The treatment was performed in different phases: (1) leveling and alignment of the maxillary teeth, (2) bite opening with a palatal acrylic anterior plate associated with the leveling and alignment of mandibular canines, (3) maxillary molar distalization with the customized skeletally anchored DFD associated with leveling and alignment of the remaining mandibular teeth, (4) retraction of the maxillary anterior teeth, and (5) finishing.

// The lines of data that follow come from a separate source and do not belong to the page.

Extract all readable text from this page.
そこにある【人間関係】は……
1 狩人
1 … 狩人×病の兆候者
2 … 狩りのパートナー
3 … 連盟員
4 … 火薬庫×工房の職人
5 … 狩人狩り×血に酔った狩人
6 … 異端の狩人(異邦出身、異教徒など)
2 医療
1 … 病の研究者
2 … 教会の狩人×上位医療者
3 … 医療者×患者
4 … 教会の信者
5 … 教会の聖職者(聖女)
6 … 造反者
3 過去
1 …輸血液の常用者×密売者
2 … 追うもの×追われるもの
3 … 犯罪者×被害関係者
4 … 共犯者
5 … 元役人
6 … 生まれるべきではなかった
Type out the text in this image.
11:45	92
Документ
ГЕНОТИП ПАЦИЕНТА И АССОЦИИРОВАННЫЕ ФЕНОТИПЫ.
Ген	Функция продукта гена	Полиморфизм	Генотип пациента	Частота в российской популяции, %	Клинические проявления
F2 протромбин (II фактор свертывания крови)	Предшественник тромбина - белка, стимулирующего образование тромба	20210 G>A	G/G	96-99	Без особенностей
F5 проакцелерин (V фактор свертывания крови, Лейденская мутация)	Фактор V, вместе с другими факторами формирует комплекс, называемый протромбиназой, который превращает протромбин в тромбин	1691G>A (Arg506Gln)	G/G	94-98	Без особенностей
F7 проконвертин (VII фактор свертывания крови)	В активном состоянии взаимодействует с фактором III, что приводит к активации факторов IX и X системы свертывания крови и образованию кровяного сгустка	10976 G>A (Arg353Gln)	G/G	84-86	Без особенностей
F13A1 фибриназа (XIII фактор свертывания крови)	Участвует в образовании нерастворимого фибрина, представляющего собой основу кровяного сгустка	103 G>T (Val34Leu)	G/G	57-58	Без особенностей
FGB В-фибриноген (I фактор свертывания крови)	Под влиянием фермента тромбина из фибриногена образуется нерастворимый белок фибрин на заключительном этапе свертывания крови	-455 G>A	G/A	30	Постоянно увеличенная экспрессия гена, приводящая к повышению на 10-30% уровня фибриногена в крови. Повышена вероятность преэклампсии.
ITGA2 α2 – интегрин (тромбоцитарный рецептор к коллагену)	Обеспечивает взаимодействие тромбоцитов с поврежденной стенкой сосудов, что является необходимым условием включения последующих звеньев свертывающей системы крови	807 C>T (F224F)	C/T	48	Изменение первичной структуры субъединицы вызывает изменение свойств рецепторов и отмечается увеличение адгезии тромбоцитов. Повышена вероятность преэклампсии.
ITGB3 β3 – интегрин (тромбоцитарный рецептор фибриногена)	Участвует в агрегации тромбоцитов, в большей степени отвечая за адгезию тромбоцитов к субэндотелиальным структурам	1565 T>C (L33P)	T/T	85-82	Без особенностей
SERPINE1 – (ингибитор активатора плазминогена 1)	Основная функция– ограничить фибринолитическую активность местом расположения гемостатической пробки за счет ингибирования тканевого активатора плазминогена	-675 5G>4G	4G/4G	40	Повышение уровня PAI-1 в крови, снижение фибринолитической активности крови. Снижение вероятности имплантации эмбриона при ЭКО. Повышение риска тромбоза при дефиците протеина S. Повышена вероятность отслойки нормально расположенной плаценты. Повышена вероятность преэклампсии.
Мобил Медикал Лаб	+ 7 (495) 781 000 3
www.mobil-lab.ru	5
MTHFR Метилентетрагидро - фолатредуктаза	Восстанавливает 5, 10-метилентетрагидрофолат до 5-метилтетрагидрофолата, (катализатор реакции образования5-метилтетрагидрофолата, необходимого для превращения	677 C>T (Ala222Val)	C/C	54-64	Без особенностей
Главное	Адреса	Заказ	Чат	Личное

Preadjusted MBT brackets, slot 0.022 × 0.028-in (Clarity metal-reinforced ceramic brackets; 3M Unitek, 3M Dental Products, Monrovia, Calif) were used. Brackets were firstly placed in the maxillary arch ( Fig 4 , A ). Leveling and alignment was achieved with 0.014-in, 0.016-in, 0.020-in, 0.017 × 0.025-in, and 0.019 × 0.025-in nickel-titanium (NiTi) archwires. Then, a 0.018 × 0.025-in stainless steel archwire was placed. An acrylic plate was used in the anterior region of the maxillary arch to open the bite and allow mechanics in the mandibular arch. Because of the severe root mesial angulation and rotation of the mandibular right canine, initial leveling and alignment included only bands on mandibular molars and brackets on the canines. Copper NiTi 0.016-in and 0.017 × 0.025-in were used ( Fig 4 , B ). During this phase, the extraction of third molars was decided because of their initial angulation and position.